Mechanik des Schultergelenks und die daraus resultierenden…

Bewegung der Schulter entsteht durch eine Kombination von Bewegung im Gelenk zwischen Oberarmkopf und Schulterpfanne und eine Verschiebung des Schulterblattes auf den Brustkorb.
Befindet sich der Arm unterhalb einer seitlichen Anhebung von 30 Grad, kommt die Bewegung fast ausschließlich aus dem Oberarmkopf/Schulterpfannengelenk. Oberhalb dieser Stellung addiert sich zur Bewegung im Oberarm/Schulterpfannengelenk die Bewegung des Schulterblattes auf dem Brustkorb etwa im Verhältnis 2:1. Hiermit verbunden sind Bewegungen im Gelenk zwischen Schulterblatt und Schlüsselbein als auch im Gelenk zwischen Schlüsselbein und Brustbein.

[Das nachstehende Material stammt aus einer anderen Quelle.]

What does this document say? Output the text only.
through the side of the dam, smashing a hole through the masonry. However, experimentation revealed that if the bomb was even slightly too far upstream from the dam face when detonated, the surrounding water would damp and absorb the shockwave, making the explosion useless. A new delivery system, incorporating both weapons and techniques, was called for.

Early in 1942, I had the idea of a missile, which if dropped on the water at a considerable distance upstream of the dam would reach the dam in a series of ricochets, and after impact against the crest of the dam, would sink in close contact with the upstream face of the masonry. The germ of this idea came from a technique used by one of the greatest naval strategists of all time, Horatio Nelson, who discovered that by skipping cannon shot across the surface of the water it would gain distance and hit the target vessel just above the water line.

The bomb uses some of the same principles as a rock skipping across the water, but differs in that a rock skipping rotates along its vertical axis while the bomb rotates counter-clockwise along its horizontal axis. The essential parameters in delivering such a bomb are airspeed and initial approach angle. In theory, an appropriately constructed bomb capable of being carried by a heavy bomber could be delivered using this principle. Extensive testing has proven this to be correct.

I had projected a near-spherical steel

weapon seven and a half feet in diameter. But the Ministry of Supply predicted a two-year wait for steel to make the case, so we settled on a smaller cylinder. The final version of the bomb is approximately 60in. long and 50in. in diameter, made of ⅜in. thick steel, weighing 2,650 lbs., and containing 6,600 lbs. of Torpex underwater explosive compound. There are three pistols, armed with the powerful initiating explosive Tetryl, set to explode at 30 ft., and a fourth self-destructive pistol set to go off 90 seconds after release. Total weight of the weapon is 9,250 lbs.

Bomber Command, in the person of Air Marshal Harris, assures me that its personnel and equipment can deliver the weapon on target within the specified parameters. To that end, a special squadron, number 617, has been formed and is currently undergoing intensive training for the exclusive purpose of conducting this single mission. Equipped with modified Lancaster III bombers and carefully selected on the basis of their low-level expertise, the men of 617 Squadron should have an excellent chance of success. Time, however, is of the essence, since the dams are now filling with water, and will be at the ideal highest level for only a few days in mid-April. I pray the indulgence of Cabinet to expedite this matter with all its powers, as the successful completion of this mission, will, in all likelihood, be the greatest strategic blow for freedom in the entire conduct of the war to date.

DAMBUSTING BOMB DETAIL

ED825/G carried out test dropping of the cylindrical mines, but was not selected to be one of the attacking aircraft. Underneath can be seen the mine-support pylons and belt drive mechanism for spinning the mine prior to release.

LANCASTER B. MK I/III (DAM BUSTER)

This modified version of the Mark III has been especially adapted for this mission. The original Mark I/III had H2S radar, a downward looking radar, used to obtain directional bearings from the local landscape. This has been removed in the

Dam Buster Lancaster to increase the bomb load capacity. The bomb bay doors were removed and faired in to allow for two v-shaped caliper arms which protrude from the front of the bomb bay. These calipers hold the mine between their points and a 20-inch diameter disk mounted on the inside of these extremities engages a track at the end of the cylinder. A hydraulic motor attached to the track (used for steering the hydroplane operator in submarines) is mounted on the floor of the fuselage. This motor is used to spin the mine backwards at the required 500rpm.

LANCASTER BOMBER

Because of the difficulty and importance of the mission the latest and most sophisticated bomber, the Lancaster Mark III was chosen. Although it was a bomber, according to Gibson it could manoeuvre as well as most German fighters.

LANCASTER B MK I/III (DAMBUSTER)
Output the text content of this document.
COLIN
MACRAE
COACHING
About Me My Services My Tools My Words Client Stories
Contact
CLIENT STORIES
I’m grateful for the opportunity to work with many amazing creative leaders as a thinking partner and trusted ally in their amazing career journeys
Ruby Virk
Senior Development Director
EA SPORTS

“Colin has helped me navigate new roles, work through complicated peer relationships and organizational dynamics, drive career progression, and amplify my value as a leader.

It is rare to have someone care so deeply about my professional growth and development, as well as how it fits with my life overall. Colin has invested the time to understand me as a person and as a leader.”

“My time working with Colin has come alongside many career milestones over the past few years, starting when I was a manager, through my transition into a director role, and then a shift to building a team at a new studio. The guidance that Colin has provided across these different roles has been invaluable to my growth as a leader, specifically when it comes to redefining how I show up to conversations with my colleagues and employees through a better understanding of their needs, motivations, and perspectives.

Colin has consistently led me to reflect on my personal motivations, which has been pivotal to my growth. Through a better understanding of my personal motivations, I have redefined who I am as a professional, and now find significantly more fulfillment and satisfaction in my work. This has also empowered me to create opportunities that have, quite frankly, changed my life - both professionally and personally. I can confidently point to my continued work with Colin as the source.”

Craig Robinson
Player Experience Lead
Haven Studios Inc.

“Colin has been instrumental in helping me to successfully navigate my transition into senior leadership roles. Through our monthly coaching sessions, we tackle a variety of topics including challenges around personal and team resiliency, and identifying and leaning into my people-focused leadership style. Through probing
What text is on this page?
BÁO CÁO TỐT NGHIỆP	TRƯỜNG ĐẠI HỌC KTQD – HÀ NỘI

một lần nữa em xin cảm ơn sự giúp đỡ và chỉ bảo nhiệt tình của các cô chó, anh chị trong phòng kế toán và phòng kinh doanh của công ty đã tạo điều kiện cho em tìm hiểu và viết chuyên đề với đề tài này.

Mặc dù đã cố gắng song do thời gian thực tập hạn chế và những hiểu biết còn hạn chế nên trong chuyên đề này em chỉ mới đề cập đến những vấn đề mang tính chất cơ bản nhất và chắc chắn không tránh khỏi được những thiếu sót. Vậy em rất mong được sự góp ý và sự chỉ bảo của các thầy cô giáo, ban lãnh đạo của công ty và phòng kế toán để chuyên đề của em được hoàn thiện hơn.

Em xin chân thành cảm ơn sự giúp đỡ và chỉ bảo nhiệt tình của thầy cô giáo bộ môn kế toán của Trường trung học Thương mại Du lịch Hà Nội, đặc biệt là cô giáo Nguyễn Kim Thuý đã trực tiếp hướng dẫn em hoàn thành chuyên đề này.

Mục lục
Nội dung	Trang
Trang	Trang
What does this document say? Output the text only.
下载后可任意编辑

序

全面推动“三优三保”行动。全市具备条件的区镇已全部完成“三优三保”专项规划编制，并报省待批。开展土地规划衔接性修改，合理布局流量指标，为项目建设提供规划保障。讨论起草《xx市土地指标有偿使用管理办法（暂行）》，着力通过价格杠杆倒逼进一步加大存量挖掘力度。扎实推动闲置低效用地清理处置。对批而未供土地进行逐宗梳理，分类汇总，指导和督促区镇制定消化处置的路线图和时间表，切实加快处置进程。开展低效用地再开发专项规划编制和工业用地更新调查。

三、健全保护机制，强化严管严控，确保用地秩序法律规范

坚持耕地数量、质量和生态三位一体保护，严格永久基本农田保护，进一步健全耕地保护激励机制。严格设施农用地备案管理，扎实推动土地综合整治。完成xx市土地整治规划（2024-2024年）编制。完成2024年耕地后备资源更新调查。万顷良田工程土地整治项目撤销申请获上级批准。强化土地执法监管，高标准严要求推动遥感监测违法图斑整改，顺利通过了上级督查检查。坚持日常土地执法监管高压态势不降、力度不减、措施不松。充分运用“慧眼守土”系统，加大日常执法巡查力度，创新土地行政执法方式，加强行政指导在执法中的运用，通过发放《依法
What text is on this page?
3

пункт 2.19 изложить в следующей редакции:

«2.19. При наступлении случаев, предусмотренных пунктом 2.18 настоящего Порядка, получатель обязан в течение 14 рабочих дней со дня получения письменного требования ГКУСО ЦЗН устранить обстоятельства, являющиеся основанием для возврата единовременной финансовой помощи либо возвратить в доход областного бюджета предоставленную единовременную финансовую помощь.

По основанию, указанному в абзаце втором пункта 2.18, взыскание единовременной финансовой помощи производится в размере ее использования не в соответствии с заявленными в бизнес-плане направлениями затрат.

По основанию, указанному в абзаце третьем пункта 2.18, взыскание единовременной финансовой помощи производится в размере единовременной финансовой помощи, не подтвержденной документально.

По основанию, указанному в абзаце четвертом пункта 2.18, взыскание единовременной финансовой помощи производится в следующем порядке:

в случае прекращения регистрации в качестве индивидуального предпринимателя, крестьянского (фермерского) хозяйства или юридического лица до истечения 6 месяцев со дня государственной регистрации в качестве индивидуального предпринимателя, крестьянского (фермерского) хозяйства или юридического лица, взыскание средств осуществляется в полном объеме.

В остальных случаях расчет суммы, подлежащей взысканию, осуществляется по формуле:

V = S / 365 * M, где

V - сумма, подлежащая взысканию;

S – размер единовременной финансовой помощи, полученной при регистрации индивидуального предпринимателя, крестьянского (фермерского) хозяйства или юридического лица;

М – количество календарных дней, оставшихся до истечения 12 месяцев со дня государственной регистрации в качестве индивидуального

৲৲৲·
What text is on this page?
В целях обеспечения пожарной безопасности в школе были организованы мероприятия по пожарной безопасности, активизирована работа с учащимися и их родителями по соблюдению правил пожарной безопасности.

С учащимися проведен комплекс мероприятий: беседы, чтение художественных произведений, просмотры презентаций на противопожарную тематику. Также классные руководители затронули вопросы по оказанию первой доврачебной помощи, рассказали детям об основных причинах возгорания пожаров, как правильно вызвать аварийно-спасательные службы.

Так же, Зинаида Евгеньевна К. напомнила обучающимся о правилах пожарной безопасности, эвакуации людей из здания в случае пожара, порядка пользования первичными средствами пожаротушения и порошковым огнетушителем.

In der Gebrauchsstellung des Armes werden die Hände im Gesichtsfeld vor dem Körper gehalten. Da das Gewicht des Armes etwa 1/20 des Körpergewichts beträgt, kommt es in dieser Stellung zu erheblicher Krafteinwirkung auf den Oberarmkopf. Bei Anheben des Armes entsteht eine Kraftkomponente, die den Oberarmkopf höher treten lässt. Durch Anspannung der Rotatorenmanschette und der langen Bizepssehne wird nun eine Gegenkraft erzeugt, die verhindert, dass der Oberarmkopf gegen das knöcherne Schulterdach stößt. Die Aufgabe der Rotatorenmanschette und der langen Bizepssehne ist es also, den Oberarmkopf in der Schultergelenkspfanne zu zentrieren.

…mögliche Schädigungen

Störungen im oben beschriebenen relativ empfindlichen Mechanismus sind häufig. Sie kommen insbesondere bei Menschen vor, die viel mit erhobenen Armen tätig sind oder Überkopfsportarten ausüben und so die Muskelbalance im Schultergelenk überfordern.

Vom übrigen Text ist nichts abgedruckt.